Der Stufenbeweis geht davon aus, dass es überall in der Welt das Gute in verschiedenen Vollkommenheitsgraden gibt. Wenn man den Rückgriff auf eine unendliche Reihe immanenter Wirkursachen ausschließt, muss die oberste Stufe der Güte und Vollkommenheit ein Wesen sein, das sein Gut- und Vollendetsein niemand anderem verdankt, sondern diese Eigenschaften in unendlichem Maße in sich selber trägt. Das wäre dann Gott.

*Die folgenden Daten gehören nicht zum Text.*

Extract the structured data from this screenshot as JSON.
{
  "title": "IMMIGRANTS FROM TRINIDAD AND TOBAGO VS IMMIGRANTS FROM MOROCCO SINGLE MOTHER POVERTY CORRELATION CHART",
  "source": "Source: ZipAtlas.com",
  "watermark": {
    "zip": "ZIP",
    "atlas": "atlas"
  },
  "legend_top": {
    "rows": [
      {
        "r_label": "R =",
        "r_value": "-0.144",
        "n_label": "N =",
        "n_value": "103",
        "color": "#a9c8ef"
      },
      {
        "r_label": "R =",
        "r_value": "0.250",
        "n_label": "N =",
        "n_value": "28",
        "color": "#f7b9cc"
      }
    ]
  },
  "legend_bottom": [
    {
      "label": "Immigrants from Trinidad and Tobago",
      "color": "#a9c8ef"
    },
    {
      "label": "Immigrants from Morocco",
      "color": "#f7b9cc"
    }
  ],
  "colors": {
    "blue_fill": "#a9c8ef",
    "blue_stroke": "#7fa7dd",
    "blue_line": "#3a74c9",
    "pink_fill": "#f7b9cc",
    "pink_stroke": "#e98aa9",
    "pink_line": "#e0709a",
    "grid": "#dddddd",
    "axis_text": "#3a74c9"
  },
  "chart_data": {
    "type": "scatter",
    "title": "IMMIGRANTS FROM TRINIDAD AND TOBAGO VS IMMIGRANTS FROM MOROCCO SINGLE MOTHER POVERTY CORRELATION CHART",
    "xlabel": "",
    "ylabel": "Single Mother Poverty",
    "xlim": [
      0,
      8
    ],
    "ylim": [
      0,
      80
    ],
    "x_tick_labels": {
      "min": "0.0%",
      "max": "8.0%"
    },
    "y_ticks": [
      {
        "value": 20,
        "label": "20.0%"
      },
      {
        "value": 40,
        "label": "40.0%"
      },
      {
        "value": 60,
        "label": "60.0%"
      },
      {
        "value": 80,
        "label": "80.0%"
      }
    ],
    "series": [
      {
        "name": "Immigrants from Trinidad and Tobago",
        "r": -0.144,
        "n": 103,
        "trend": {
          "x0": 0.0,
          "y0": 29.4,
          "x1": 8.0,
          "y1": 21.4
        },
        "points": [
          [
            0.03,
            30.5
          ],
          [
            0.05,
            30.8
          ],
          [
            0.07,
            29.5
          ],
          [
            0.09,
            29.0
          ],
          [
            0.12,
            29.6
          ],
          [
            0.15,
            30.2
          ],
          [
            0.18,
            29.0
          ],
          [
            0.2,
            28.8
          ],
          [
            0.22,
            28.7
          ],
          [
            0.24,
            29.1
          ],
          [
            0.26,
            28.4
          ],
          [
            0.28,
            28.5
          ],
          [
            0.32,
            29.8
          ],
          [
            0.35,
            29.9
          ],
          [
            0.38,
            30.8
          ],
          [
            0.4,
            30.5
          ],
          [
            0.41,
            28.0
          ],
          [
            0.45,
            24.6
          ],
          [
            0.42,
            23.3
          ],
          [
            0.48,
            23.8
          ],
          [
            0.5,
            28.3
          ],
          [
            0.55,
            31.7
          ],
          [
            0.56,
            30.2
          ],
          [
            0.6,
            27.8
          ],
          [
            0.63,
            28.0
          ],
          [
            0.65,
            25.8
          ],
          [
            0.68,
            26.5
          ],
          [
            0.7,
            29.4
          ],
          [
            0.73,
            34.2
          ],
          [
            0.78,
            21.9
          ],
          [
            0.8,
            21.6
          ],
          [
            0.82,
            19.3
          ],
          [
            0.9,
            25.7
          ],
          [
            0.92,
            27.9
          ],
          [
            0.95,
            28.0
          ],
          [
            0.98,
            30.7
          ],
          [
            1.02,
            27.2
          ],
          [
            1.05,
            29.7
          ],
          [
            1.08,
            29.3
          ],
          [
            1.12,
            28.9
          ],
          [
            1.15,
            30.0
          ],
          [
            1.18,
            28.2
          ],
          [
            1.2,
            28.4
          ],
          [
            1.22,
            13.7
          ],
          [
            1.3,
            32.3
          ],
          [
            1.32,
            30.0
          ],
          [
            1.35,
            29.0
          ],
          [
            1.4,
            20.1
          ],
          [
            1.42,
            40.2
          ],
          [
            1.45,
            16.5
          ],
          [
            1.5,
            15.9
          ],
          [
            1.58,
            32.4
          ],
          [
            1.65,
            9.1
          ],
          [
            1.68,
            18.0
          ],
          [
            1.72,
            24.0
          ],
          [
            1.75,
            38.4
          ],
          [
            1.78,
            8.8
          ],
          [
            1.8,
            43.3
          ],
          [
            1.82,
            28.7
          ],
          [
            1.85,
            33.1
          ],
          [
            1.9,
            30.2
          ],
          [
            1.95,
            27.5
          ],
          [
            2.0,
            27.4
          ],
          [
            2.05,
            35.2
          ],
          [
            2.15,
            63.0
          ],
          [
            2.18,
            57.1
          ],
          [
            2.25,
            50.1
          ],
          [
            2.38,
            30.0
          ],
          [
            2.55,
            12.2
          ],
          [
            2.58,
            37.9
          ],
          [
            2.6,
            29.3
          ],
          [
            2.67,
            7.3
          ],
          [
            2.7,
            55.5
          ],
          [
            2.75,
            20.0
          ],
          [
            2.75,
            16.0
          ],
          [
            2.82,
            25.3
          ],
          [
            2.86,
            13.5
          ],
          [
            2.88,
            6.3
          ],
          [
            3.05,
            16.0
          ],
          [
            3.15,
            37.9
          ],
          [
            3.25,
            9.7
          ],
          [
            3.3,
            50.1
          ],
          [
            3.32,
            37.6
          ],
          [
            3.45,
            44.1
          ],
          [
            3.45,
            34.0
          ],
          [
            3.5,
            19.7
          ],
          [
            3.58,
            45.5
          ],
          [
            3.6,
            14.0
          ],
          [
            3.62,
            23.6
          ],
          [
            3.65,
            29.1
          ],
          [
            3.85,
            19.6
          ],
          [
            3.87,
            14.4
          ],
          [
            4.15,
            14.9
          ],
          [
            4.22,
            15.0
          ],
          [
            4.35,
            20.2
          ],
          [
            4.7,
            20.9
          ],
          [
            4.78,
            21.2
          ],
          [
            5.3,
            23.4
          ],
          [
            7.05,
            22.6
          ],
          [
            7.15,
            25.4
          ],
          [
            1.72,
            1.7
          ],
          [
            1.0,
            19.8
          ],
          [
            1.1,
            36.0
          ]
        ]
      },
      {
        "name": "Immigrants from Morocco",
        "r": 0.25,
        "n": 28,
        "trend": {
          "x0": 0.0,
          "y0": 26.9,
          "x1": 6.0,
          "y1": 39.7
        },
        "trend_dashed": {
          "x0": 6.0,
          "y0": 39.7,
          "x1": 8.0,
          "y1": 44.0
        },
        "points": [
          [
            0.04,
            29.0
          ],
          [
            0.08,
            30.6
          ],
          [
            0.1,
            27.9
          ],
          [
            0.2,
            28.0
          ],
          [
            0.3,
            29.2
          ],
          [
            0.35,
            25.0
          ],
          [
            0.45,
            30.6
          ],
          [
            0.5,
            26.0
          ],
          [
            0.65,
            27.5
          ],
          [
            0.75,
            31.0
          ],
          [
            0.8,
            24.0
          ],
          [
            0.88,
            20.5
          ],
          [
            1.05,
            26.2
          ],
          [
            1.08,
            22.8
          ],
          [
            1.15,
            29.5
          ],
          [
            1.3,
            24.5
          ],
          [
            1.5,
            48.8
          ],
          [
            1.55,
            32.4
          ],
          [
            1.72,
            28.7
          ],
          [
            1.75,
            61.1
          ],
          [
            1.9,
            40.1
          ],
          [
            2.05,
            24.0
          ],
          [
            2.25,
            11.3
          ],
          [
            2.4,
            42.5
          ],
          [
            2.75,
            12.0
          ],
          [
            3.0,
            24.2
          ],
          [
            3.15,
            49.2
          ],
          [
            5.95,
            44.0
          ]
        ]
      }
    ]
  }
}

Im Finalitätsbeweis ist der ganze Kosmos geordnet, zweckmäßig konstruiert und zielgerichtet. Vernunftlose Dinge bedürfen, um ihr Ziel zu erreichen, eines Erkennenden, der das Ziel setzt (z.B. bedarf der Pfeil des Schützen). Die zielgerichtete Einrichtung der Welt bedarf daher Gottes als des obersten Lenkers, der die Zwecke setzt und damit die Welt bewegt.
Der ontologische Gottesbeweis des Anselm von Canterbury (1033-1109) besagt im Wesentlichen, dass es nichts größeres gibt was gedacht werden könne („quo nihil maius cogitari potest“), wobei ein Wesen das nur gedacht würde nicht die Größe eines Wesens erreicht, das in der Wirklichkeit existiert. Schon Thomas von Aquin hat diesen Ansatz kritisiert, indem er sagt, dass Gott größer ist als alles was gedacht werden kann. Wenn auch der ontologische Gottesbeweis unter Fachleuten umstritten ist, stellt er einen wichtigen Meilenstein dar. Der neuzeitliche Denker René Descartes (1596-1650), dessen Thesen gemeinhin dem Bereich der ontologischen Gottesbeweise zugeordnet werden, hat mit seiner Erkenntnis „cogito ergo sum“ („ich denke, also bin ich“) und der daraus folgenden Erkenntnis, dass ihn, wenn er existiert, jemand geschaffen haben muss, ein weiteres wichtiges Indiz auf dem Weg zur Erkenntnis des Weltenbewegers geliefert.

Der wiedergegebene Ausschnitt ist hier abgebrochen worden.